Photo credit: Andreas Schmidt-Rhaesa
So, what makes these crickets so eager to jump to a watery grave? A study by Thomas et al found a few different physiological changes occured in the brains of infected crickets compared to uninfected ones. The concentrations of a few amino-acids (the basic building blocks of proteins) differed. Three amino-acids in particular – taurine, valine, and tyrosine – were highly correlated with manipulation status: their levels were different between the brains of insects that were infected and tried to jump into the water and insects that were infected but didn’t try to jump [3]. The amino-acid concentrations in the brain are indicative of what proteins are being produced, which in turn have a major effect on brain function. Another major change that goes on in the brain of these bugs is the increased cell growth in the mushroom body cortex, an area of the brain found mainly in insects and other arthropods that plays a part in sensory learning and memory [4]. The cells here appeared to be dividing at nearly twice the normal rate in parasitized crickets, implying that neurogenesis – the development of new nerve cells in the brain – might be the cause of the strange behavior seen in infected crickets. The cell growth seen isn’t all that surprising, taurine – one of the amino-acids that is seen to increase in the brains of infected crickets – plays a role in both neurogenesis and in neuromodulation. Higher levels of taurine are correlated with lower levels of excitation in the nervous system. This translates to some pretty confused sensory intake, and can change the way the insects interpret both internal and external signals. This means that there is possibly a very simple explanation for the crickets’ desire to take a swim: hairworms might just make their hosts feel thirsty enough to hop right into the first stream they find.

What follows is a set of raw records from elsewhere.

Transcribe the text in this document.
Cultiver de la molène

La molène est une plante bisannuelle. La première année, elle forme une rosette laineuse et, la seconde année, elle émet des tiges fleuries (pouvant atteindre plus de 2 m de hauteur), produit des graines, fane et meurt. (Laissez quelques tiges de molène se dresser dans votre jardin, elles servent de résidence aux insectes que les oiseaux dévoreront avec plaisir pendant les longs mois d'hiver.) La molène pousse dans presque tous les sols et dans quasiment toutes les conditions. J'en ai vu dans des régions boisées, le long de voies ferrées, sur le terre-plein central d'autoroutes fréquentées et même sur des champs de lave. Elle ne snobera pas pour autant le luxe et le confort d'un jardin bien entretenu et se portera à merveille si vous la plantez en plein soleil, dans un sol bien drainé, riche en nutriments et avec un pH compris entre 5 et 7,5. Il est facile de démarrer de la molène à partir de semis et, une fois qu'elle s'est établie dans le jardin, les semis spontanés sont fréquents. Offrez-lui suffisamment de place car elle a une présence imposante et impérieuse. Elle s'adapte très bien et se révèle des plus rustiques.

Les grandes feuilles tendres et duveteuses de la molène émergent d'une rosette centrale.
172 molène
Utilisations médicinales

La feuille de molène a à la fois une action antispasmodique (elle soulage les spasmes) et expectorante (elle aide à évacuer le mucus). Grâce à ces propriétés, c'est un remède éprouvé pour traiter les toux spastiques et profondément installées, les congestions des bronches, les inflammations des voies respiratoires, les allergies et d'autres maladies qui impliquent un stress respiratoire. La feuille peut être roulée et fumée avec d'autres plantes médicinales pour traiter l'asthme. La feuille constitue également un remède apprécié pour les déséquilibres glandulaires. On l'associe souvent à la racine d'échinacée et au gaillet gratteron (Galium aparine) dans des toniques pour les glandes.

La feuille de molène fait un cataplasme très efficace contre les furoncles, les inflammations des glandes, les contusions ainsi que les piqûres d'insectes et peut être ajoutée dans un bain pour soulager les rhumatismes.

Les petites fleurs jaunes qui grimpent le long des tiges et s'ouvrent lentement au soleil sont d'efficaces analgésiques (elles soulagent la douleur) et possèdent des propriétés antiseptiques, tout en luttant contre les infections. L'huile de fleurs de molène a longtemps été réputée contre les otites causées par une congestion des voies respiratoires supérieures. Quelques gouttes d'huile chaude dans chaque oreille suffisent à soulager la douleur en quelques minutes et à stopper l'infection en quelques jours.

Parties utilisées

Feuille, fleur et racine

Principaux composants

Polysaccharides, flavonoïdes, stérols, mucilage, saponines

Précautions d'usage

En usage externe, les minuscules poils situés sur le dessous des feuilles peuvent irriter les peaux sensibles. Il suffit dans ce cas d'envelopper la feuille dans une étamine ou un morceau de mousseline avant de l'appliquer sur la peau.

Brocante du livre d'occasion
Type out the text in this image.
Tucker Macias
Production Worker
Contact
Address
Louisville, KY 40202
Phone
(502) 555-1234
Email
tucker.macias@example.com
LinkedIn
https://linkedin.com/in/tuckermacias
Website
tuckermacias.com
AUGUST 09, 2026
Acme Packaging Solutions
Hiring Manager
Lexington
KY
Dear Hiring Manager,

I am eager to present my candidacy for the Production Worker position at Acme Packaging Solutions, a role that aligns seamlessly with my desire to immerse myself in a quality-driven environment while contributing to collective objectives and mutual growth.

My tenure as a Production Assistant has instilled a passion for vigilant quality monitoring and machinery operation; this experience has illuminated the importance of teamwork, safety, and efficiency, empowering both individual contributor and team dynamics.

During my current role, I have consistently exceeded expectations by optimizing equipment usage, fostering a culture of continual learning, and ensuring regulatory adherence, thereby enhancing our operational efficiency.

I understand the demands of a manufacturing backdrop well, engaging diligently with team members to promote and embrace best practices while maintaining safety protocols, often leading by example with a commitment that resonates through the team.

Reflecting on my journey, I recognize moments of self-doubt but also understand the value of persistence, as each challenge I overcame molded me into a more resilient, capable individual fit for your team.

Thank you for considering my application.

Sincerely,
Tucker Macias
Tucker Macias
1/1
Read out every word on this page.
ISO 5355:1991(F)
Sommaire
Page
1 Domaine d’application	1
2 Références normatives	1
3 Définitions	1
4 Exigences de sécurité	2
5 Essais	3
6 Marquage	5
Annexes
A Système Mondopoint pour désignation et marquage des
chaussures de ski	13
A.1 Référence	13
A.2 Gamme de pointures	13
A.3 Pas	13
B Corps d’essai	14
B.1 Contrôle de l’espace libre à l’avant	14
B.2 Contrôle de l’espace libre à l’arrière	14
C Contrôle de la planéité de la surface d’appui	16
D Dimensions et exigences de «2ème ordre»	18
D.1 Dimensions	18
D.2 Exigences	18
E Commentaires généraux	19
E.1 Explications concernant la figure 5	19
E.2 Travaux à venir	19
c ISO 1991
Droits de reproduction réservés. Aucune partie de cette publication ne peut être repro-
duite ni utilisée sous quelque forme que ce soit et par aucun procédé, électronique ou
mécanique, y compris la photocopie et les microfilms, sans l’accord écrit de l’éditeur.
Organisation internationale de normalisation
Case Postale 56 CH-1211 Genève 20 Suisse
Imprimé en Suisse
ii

[1] Thomas, F., Schmidt‐Rhaesa, A., Martin, G., Manu, C., Durand, P., & Renaud, F. (2002). Do hairworms (Nematomorpha) manipulate the water seeking behaviour of their terrestrial hosts? Journal of Evolutionary Biology, 15(3), 356–361. https://doi.org/10.1046/j.1420-9101.2002.00410.x
[2] Sanchez, M. I., Ponton, F., Schmidt-Rhaesa, A., Hughes, D. P., Misse, D., & Thomas, F. (2008). Two steps to suicide in crickets harbouring hairworms. Animal Behaviour, 76(5), 1621–1624. https://doi.org/10.1016/j.anbehav.2008.07.018
[3] Thomas, F., Ulitsky, P., Augier, R., Dusticier, N., Samuel, D., Strambi, C., … Cayre, M. (2003). Biochemical and histological changes in the brain of the cricket Nemobius sylvestris infected by the manipulative parasite Paragordius tricuspidatus (Nematomorpha). International Journal for Parasitology, 33(4), 435–443. https://doi.org/10.1016/S0020-7519(03)00014-6
[4] Gronenberg, W., & López-Riquelme, G. O. (2004). Multisensory convergence in the mushroom bodies of ants and bees. Acta Biologica Hungarica, 55(1–4), 31–37. https://doi.org/10.1556/ABiol.55.2004.1-4.5
Updated 4/11/2019 to include links
amazing incredible unheard of. wig? snatched. i learned so much about paragordius tricuspidatus and other parasitic hairworms. this is my new favorite blog. looking forward to the next update.